Tennessee Awarded $61 Million to Benefit Those Impacted by COVID-19

Posted: August 28, 2020

TNBA Members Continue Building Fiber Broadband for Rural Tennessee

NASHVILLE, Tennessee — Tennessee Broadband Association (TNBA) members continue building on their long history of providing rural residents with cutting-edge technology that enhances their lives.

Governor Bill Lee awarded more than $61 million in grants from the Tennessee Emergency Broadband Fund to various broadband providers in the state including $19 million to TNBA members that will allow them to continue building fiber optic broadband in underserved areas.

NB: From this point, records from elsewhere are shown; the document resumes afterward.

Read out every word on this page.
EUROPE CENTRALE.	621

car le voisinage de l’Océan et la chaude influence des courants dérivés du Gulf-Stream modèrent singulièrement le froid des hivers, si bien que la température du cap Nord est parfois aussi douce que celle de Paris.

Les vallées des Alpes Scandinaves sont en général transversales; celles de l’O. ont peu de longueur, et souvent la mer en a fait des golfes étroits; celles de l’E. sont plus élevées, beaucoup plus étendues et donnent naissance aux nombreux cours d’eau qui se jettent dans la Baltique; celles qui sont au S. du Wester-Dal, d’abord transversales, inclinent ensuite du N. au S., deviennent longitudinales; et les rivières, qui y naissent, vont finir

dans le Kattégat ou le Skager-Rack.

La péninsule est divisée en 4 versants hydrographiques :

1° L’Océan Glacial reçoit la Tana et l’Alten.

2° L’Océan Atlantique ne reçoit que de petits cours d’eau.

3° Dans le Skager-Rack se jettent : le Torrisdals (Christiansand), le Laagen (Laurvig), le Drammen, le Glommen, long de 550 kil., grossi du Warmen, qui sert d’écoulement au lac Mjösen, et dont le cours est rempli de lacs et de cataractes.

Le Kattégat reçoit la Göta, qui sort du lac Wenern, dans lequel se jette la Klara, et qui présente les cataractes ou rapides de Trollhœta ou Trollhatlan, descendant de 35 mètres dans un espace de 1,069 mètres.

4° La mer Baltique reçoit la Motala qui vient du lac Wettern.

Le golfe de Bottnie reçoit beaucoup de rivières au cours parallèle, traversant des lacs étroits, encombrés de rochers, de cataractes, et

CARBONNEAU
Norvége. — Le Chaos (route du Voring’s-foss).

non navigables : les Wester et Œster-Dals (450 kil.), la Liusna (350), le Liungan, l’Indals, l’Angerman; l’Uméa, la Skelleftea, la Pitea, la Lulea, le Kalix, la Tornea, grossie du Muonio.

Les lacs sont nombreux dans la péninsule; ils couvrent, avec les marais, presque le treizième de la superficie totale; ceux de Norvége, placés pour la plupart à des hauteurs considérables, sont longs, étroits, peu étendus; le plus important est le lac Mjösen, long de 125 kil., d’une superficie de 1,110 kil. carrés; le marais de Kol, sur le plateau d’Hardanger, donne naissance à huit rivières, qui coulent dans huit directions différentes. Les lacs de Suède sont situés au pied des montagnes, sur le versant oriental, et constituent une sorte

The Tennessee Emergency Broadband Fund utilizes a portion of the state of Tennessee’s federal aid, known as the Coronavirus Relief Fund, to enhance broadband infrastructure and access to individuals and families affected during the COVID-19 pandemic by the lack of broadband access in their area.

TNBA grant recipients include:

  • Advantage Cellular Systems (DTC Communications): $1.876 million
  • Ardmore Telephone Company: $815,640
  • Ben Lomand Telephone Cooperative: four grants totaling $2.447 million
  • Bledsoe Telephone Cooperative: $1.974 million
  • Loretto Telephone Company: $1.104 million
  • Peoples Telephone Company: $1.106 million
  • SkyBest Communications: $224,255
  • Twin Lakes Telephone Cooperative: $1.551 million
  • United Telephone Company: three grants totaling $5.245 million
  • West Kentucky and Tennessee Telecommunications Cooperative: two grants totaling $2.668 million

The grants will provide students with broadband speeds that will allow users to access the tools they need to thrive in online classes, employees to work remotely, all customers to use telemedicine, and more.

TNBA Executive Director Levoy Knowles says the grant announcement is fantastic news for both association members and those they serve.

“During this COVID-19 pandemic, we have so many students participating in online classes or forced to complete class assignments from home, yet many don’t have access to reliable internet service,” he says. “These grants help our members efficiently provide the resources and broadband speeds they need.”

Knowles points to a recent study from Michigan State University that indicates students who do not have access to reliable, high-speed internet perform lower on a range of metrics, including digital skills, homework completion and grade point average. They are also less likely to attend a college or university and generally score lower on standardized tests such as the SAT and ACT.

“We can’t let our children fall behind,” Knowles says. “We owe it to our children to provide them with the tools they need to be successful.”

Governor Lee says the grants will directly benefit Tennesseans.

“The COVID-19 pandemic has only further elevated the importance of access to reliable, affordable broadband internet to facilitate telemedicine, distance learning and telecommuting,” he says.

According to federal guidelines, these grant projects are limited to those that enhance access to broadband for individuals and families affected during the COVID-19 pandemic by the lack of access in their area. Eligible entities included those authorized to provide broadband services in Tennessee, and eligible areas were limited to those unserved or underserved locations lacking all equipment necessary to provide a broadband connection capable of supporting telemedicine, distance learning and telecommuting.